Dans ce cadre des séances de tournage seront mis en place en fonction du calendrier propre à cette activité : compétitions / entrainement.

Nous travaillerons sur un regard croisé entre l'éducateur sportif, les ados participants et les parents accompagnants.

L'activité sportive est un axe fort de la MJC, et dans sa nature semble un bon contrepoint aux séquences déjà filmées.

Cet axe viendra renforcer le travail entrepris au collège, les participants étant par ailleurs des collégiens.

 

 

Fête de printemps

La fête de printemps est un événement du quartier organisé par la MJC, qui rassemble les habitants.

Nous organiserons une session de tournage en amont et pendant la fête.

Il est important pour nous de filmer un événement fédérateur de quartier, ainsi que sa préparation, les bénévoles qui l'organisent.

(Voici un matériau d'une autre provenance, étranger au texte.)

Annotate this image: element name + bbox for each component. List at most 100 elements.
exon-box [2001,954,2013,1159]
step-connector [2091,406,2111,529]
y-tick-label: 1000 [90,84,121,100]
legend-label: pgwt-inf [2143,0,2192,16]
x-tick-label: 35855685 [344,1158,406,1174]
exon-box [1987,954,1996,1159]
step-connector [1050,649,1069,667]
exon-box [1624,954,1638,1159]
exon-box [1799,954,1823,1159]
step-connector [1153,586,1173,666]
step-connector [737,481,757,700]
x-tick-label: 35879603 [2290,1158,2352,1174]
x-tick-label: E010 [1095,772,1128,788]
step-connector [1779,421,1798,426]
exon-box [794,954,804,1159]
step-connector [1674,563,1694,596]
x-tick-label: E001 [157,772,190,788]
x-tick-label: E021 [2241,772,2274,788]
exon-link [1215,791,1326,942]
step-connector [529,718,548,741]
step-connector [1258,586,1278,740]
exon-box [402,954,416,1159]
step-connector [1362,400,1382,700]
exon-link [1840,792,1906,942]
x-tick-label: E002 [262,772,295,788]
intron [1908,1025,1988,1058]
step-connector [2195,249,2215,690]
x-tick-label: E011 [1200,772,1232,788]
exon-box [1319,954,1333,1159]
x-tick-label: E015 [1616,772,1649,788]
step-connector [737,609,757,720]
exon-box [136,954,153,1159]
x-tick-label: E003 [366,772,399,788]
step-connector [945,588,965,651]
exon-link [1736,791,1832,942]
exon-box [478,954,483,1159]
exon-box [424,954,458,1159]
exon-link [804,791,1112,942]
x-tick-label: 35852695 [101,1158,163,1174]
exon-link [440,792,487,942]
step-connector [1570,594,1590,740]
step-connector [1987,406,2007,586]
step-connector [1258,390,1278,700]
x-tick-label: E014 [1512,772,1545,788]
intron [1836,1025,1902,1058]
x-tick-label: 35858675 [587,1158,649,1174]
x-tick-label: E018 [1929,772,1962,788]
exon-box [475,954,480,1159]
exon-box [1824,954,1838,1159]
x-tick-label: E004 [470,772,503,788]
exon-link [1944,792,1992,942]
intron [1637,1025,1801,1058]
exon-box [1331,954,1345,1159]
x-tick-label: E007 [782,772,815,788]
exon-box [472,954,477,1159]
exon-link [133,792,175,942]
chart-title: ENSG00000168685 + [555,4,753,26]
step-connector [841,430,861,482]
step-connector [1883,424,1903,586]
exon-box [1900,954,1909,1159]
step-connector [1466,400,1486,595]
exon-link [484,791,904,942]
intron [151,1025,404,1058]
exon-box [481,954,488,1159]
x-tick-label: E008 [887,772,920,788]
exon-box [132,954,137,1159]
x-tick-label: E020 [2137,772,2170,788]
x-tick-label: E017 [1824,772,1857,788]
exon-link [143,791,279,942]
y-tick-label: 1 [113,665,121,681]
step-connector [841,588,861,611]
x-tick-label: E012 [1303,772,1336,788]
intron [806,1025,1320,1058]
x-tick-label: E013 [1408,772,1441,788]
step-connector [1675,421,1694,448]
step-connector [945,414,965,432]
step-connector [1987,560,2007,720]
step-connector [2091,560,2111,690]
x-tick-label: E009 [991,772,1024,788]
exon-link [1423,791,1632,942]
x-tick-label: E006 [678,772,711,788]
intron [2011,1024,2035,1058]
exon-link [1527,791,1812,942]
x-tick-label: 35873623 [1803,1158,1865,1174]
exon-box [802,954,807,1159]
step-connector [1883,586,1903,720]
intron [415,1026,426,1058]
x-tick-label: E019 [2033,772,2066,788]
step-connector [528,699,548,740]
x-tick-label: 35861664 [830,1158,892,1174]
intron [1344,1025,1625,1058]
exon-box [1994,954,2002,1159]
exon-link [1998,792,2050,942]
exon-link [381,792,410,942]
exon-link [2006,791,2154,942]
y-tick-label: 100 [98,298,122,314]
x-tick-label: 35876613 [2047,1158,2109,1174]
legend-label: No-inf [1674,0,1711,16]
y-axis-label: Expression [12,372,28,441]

Cet événement nous permettra également de retrouver nos premiers protagonistes, les femmes de l’atelier couture,  ainsi que Denise et André.

La fête met en scène le printemps, le renouveau : échange de graines…

 

 

Suite à nos discussions avec Eric SCHMITT, directeur de la MJC, deux nouveaux axes de travail se mettent en place pour la suite du projet, autour d’activités et d’événements orchestrés par la MJC : Kick Boxing et Fête de printemps.